Keith Haring, Photographie de Philip Hugues Bonan

Keith Haring

Keith Haring, né en 1958 et décédé en 1990, était un artiste américain emblématique du pop art et du street art. Connu pour ses dessins aux lignes simples et ses personnages colorés, souvent porteurs de messages sociaux et politiques, Haring a marqué l'art contemporain par son style accessible et engagé, touchant des sujets tels que l'amour, la guerre, et la lutte contre le SIDA.

 

 

 

La rencontre entre Keith Haring et Philipp Hugues Bonan.

J’ai rencontré Keith Haring par un hasard. En 1989, je n’avais pas encore entendu parler de lui. Il était pourtant une star aux États Unis. Il était avec Warhol et Basquiat la star de New York. En France, on ne le connaissait pas. Il faisait des expositions mais était connu seulement d’un petit milieu proche de Jean-Charles de Castelbajac.


C’est quelques mois après sa mort, à la diffusion d’une émission d’une heure qui lui était consacrée sur Canal +, que j’ai vraiment réalisé la chance que j’avais eue de pouvoir le photographier.


Je venais d’arriver à Paris. Je n’avais pas d’appartement et mon cousin me laissait le sien, un tout petit appartement au 26 rue de Cotte.  Sur le même pallier habitait également un gars très branché,  Ludovic L. Il portait des blousons de cuir avec des têtes de mort. Il avait une Harley et il y avait chez lui un défilé permanent de top modèles. Un jour, je suis allé frapper à sa porte et, dans le fil de la conversation, je lui ai montré mes photos de Zao Wou-Ki et de Jean Messagier. A un moment, il m’a dit : « Tu sais, moi, j'ai un copain peintre, je peux te le faire photographier, si ça te dit". Et là dessus, il me dit, attention, « ça va être la plus grande star que tu auras jamais photographiée ».

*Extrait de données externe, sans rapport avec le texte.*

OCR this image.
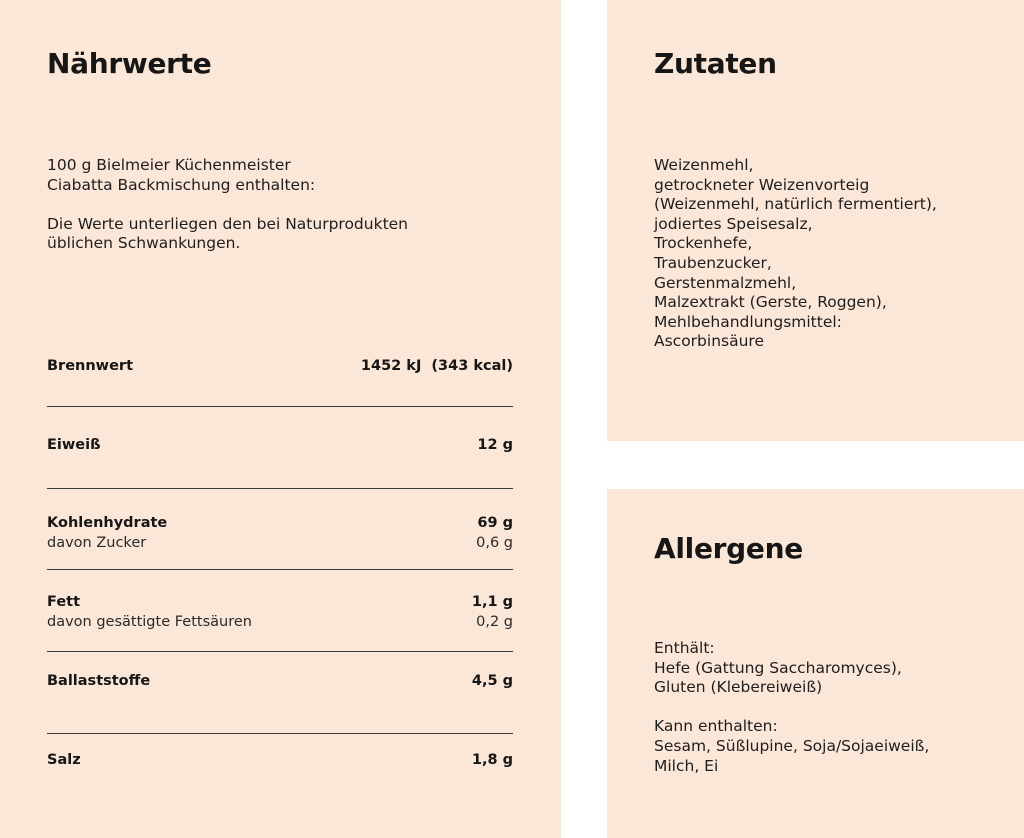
Nährwerte
100 g Bielmeier Küchenmeister
Ciabatta Backmischung enthalten:
Die Werte unterliegen den bei Naturprodukten
üblichen Schwankungen.
Brennwert	1452 kJ  (343 kcal)
Eiweiß	12 g
Kohlenhydrate	69 g
davon Zucker	0,6 g
Fett	1,1 g
davon gesättigte Fettsäuren	0,2 g
Ballaststoffe	4,5 g
Salz	1,8 g
Zutaten
Weizenmehl,
getrockneter Weizenvorteig
(Weizenmehl, natürlich fermentiert),
jodiertes Speisesalz,
Trockenhefe,
Traubenzucker,
Gerstenmalzmehl,
Malzextrakt (Gerste, Roggen),
Mehlbehandlungsmittel:
Ascorbinsäure
Allergene
Enthält:
Hefe (Gattung Saccharomyces),
Gluten (Klebereiweiß)
Kann enthalten:
Sesam, Süßlupine, Soja/Sojaeiweiß,
Milch, Ei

Cette scène s’était déroulée en février ou mars 1989 et rendez-vous était pris pour le mois de juin suivant où Haring devait  peindre un ballon dirigeable dans un hangar avec le peintre Erik Boulatov. La veille du jour J, ne sachant pas si la séance aurait lieu, j’ai frappé à la porte de Ludo. J’y ai rencontré la galeriste new yorkaise de de l’artiste qui a regardé mes photos et a dit: « Ok ok… »


Le lendemain, j’étais sur les lieux. Mais je n’étais pas seul.  Il y avait d’autres journalistes, des photographes. J’ai senti qu’ils se moquaient de moi parce que j’avais un vieux Rolleiflex des années 50 quand eux avaient des appareils modernes. Quand Keith Haring  est arrivé,  j'ai senti que c'était important parce qu'il était entouré par deux gars. Il était grand et charismatique. Et je me suis dit : "wow, ce gars là, il ne vient pas tout seul". J’ai attendu mon tour.  Mon voisin Ludo était là. Il me présente à lui. J'avais une boîte de photos. J’y avais mis un très beau portrait de Jean Miotte et une quinzaine de tirages 30-40. Je lui ai montré et il m'a dit je me débarrasse des photographes de presse et on aura plus de temps. Et là, il fait quelques petites photos, clic, clic, clic au flash avec tous les photographes.


Il est ensuite venu vers moi et je crois qu’il a posé, je ne sais pas,  au moins 20-25 minutes pour moi.  Après que j'ai fini mes photos, les autres journalistes sont venus me voir. T'es qui toi d'abord ? Tu travailles pour quelle agence ? Ils étaient un peu jaloux.

Ces photos sont devenues iconiques. Il y en a une également où il met son pouce sous le menton. C'est assez unique. J'avoue qu'on ne réussit pas beaucoup de photos dans sa vie, mais celle-ci, je crois que je l'ai réussie.